Converting pdf to jekyll html post?


Actually, this thread is more appropriate for seeking advice rather than a help thread, but since I couldn’t find a section that I felt was suitable, I created it in the “help” section. I apologize if I made a mistake.

In the process of migrating from non-Jekyll to Jekyll, when we have a large number of documents (PDF), is there anyone who can suggest or provide advice on the steps I should take to convert PDFs into a format acceptable by Jekyll (HTML)?

I can convert PDF to DOCX and then manually copy the text into .MD files, but there are more than 3000 PDFs and I feel that manual copying is not effective.

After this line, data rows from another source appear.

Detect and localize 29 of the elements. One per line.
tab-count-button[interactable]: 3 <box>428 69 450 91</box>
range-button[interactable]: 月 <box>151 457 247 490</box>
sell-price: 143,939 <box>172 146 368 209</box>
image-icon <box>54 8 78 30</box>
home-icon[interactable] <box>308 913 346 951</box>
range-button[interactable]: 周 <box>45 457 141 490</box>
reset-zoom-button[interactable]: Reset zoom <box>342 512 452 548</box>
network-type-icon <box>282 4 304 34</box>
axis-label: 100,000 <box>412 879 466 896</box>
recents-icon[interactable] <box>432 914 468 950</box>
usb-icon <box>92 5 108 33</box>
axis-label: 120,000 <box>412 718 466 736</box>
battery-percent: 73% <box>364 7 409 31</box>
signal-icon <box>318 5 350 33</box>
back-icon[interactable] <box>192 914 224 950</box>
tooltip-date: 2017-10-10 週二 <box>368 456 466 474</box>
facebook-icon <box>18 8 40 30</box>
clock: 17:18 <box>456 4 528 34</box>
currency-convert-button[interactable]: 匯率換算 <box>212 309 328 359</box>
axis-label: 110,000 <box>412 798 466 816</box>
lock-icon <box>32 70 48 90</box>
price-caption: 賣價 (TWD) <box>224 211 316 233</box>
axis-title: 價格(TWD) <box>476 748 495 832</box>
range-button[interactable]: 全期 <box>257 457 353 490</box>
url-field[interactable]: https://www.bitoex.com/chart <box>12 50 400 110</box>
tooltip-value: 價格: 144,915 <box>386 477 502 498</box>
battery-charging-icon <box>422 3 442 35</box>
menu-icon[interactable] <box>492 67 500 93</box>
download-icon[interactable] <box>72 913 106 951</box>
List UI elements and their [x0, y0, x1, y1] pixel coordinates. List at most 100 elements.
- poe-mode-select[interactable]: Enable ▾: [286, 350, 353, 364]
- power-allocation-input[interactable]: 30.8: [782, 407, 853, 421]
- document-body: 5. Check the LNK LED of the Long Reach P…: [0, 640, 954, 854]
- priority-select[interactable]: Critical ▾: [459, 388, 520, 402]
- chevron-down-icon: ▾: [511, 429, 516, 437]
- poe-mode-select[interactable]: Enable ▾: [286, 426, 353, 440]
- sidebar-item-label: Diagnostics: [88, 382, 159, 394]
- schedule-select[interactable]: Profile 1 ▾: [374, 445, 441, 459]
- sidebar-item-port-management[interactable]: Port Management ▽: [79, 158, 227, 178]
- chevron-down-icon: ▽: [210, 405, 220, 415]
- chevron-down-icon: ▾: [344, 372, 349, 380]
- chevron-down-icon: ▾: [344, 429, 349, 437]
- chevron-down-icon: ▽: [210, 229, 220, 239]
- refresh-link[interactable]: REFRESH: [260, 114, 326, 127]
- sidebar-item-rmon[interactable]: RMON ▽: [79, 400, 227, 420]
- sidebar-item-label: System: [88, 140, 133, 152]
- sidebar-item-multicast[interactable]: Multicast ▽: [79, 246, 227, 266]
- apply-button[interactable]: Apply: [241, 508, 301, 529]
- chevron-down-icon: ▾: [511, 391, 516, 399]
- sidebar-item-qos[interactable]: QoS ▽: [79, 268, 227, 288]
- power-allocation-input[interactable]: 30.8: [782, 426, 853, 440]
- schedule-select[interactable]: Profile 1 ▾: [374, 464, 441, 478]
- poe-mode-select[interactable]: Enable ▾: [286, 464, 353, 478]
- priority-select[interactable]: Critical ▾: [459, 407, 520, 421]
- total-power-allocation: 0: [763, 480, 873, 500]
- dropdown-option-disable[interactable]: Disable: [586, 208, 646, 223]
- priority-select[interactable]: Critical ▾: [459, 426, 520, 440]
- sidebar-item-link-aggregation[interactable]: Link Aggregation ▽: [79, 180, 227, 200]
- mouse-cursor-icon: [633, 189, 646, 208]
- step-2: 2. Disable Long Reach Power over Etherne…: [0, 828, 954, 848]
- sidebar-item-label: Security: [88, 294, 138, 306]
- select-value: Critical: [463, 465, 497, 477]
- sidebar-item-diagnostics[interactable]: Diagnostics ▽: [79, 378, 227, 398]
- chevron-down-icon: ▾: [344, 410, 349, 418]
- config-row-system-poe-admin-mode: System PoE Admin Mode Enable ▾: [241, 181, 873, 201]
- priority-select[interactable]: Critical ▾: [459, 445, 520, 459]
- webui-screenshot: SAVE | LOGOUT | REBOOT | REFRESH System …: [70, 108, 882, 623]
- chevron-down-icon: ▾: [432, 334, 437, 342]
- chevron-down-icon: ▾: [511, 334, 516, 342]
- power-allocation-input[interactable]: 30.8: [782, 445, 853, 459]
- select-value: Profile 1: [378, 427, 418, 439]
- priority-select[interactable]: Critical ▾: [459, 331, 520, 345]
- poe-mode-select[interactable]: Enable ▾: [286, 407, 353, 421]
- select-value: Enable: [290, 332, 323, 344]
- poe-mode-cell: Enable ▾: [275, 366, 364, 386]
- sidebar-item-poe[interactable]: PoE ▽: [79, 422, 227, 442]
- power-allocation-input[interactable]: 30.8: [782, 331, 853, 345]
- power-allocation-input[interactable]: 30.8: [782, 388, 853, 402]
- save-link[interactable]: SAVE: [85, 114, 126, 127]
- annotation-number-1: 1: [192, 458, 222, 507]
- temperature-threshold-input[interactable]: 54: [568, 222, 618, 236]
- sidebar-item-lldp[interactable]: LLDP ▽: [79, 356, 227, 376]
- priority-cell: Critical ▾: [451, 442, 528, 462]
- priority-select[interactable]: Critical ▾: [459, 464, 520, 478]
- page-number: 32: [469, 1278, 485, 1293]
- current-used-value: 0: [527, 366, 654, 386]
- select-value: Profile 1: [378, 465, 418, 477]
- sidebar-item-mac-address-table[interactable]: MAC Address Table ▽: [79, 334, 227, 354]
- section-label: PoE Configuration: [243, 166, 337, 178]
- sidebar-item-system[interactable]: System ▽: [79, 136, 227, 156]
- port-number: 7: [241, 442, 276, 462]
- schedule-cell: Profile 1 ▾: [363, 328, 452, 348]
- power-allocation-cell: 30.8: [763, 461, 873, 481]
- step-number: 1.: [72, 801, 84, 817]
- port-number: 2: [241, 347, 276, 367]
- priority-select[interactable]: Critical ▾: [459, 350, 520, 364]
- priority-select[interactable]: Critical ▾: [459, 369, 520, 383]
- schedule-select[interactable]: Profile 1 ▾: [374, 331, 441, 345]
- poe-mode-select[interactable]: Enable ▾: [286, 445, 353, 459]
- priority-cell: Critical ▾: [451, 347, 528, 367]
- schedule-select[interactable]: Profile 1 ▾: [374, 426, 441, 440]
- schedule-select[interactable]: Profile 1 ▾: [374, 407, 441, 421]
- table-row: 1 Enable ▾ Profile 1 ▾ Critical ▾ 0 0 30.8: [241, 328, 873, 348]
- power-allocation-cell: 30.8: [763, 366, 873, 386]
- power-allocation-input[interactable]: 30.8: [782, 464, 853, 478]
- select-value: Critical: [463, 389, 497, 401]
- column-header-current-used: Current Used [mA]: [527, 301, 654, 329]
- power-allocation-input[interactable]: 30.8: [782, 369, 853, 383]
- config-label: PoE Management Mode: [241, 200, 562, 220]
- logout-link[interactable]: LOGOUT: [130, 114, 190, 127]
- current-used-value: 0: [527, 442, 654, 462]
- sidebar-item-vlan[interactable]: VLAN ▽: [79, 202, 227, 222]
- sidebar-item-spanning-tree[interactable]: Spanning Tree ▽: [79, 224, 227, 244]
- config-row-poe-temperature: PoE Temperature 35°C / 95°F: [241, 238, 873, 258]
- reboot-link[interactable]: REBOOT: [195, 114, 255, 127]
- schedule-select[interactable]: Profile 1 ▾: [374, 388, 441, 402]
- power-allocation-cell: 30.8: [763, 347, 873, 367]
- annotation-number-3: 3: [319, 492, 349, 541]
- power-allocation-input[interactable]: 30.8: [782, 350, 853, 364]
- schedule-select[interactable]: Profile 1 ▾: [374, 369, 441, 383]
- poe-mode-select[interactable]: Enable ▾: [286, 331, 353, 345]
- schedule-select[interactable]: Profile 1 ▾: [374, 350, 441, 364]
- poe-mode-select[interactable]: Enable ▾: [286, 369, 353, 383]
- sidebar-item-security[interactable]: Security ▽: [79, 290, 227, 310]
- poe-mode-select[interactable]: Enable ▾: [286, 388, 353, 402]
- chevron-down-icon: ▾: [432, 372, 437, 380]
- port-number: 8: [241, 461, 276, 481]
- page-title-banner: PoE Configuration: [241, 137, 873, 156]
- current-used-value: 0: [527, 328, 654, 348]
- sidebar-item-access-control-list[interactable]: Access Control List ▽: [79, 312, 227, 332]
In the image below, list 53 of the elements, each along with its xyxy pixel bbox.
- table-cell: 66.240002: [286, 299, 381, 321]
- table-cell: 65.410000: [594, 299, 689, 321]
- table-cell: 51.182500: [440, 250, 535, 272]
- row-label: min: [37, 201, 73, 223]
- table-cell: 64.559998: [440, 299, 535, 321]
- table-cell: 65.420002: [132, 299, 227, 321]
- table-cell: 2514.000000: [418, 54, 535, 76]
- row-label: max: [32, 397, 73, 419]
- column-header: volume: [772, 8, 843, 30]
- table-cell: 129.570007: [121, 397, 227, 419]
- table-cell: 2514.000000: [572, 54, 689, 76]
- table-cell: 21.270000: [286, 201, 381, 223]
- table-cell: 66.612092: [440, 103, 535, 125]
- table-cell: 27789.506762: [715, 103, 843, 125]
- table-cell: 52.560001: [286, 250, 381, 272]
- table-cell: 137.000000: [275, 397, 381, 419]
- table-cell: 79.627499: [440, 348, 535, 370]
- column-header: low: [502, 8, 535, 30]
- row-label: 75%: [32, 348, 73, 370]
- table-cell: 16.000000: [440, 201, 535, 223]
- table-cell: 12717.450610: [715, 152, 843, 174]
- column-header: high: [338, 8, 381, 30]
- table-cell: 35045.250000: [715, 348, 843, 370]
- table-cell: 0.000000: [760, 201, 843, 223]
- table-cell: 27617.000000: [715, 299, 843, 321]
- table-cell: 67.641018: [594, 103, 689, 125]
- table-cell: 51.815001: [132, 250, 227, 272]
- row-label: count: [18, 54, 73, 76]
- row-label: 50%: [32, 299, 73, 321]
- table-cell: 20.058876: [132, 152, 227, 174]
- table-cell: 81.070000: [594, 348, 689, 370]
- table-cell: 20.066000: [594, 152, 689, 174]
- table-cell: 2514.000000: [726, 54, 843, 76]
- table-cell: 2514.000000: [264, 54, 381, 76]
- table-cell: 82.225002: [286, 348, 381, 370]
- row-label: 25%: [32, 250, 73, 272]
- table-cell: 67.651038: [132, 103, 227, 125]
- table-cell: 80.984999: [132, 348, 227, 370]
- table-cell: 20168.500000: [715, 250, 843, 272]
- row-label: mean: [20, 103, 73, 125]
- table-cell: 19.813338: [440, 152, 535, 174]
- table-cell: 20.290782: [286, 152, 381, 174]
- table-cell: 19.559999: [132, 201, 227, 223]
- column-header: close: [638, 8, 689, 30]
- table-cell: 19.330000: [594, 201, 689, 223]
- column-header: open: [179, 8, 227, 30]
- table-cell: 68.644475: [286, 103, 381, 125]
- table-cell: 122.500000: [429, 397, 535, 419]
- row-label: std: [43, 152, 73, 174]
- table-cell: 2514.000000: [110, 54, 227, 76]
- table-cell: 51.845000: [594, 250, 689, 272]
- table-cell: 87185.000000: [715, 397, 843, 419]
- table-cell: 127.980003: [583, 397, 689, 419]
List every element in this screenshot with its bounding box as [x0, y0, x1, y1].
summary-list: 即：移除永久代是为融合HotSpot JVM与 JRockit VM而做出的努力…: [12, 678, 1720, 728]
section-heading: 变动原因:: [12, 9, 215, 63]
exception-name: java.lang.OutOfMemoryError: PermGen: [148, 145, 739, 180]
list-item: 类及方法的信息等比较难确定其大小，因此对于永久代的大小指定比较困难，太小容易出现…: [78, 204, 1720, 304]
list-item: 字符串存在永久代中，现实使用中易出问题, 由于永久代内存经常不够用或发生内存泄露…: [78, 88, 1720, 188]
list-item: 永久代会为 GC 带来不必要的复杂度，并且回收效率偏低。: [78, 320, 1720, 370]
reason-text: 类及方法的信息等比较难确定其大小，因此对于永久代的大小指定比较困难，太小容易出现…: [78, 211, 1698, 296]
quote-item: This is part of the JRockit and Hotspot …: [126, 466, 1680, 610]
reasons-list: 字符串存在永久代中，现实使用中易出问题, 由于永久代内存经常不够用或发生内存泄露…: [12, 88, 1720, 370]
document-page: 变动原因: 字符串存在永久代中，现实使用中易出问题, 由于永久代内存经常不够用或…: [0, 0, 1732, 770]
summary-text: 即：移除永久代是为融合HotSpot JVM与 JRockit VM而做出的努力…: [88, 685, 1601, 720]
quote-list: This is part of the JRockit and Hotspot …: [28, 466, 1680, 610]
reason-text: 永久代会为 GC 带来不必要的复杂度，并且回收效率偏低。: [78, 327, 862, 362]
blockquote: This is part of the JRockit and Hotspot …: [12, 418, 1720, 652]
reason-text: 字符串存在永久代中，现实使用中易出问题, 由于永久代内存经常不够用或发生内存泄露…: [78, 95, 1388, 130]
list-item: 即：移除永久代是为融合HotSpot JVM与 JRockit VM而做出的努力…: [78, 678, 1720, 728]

I am trying to avoid embedding PDFs with iframes or similar methods (embedding PDFs is the last resort I will take).

My question is:

Is there any tool or method that is simpler for converting PDFs into .MD (HTML)?

Thank you

Possibly you could use Marker to perform the batch conversion.

1 Like

Seeing you are using Jekyll, I assume you have Ruby installed. I found this Gist that might be helpful. Completely untested by me though :slight_smile:

1 Like

PDFs are being indexed by search engines. You can just create pages with links to these pdfs. Would that be sufficient? Or do you care about the new formatting?

You can convert the .docx to .txt and then create markdown from it with a PHP script. I think the result will depend on the consistency of your pdf files.